Ce matin, la matinée à Tanger. — Séance à la Légation, que gère M. de Saint-Aulaire, distingué, énergique et avenant. M. Regnault m’avait prié de le mettre au courant, et l’accord continue. Nous allons rendre visite à Guebbas, l’ex-négociateur d’Alger, aujourd’hui ministre de la Guerre, — vieille tête de scribe finaud, à lunettes d’or. — Congratulations. Sous les politesses de surface, il y a tout de même quelque chose. On s’est enfin vu et entendu.
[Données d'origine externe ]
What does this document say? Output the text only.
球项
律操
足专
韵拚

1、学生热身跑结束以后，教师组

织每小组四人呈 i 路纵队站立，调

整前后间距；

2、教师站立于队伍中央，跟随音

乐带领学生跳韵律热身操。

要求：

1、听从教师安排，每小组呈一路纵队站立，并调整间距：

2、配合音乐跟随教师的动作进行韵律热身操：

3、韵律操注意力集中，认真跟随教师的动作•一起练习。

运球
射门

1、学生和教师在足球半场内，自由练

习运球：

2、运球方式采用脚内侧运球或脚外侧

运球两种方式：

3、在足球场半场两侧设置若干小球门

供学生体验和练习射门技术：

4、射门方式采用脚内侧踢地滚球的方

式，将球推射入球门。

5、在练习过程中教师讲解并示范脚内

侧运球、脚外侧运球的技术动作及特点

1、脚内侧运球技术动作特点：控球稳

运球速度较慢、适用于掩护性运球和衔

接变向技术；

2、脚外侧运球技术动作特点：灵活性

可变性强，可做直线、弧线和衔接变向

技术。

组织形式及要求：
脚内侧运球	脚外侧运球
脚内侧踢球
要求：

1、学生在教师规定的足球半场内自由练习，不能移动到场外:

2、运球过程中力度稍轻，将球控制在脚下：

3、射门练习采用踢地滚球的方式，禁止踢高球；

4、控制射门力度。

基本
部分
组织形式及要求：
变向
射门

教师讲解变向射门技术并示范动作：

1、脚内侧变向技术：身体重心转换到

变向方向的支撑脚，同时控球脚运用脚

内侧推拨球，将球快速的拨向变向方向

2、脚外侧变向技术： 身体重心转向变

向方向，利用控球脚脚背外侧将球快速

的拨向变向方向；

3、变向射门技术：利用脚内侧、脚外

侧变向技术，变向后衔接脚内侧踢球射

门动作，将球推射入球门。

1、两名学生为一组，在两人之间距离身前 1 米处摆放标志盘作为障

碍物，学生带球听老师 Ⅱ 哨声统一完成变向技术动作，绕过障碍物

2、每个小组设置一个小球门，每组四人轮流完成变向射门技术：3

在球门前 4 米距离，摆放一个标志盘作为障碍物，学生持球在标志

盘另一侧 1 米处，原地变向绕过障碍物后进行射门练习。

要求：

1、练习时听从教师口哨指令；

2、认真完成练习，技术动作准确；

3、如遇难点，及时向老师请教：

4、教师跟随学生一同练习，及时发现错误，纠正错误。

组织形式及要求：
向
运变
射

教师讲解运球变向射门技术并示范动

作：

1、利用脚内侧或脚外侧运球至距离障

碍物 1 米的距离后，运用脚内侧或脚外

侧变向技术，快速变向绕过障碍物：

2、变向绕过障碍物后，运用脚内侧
La partie est liée, et j’en reste sur le dernier mot de M. Regnault à l’appontement de Rabat : « Ah ! si on nous laissait faire, à nous deux, nous mettrions le Maroc dans la poche de la France, sans bruit, sans grand effort, en passant entre les mailles des textes, et tout le monde serait content ! » J’en suis persuadé, mais... on ne nous laissera pas faire.


LYAUTEY.

  1. On en était encore à Casablanca à la période du « petit paquet » inefficace et illusoire dont on ne se décida à sortir que quelques mois plus tard.
  2. L’armée.
  3. Ce numéro du Figaro commençait par un article dans lequel E.-M. de Vogué dé-nonçait l’absurdité de la mesure récente qui avait supprimé « l’Histoire Sainte » du pro-gramme de l’Enseignement primaire. Ce bel article n’a pas été recueilli en volume. Son actualité ne s’est pas affaiblie.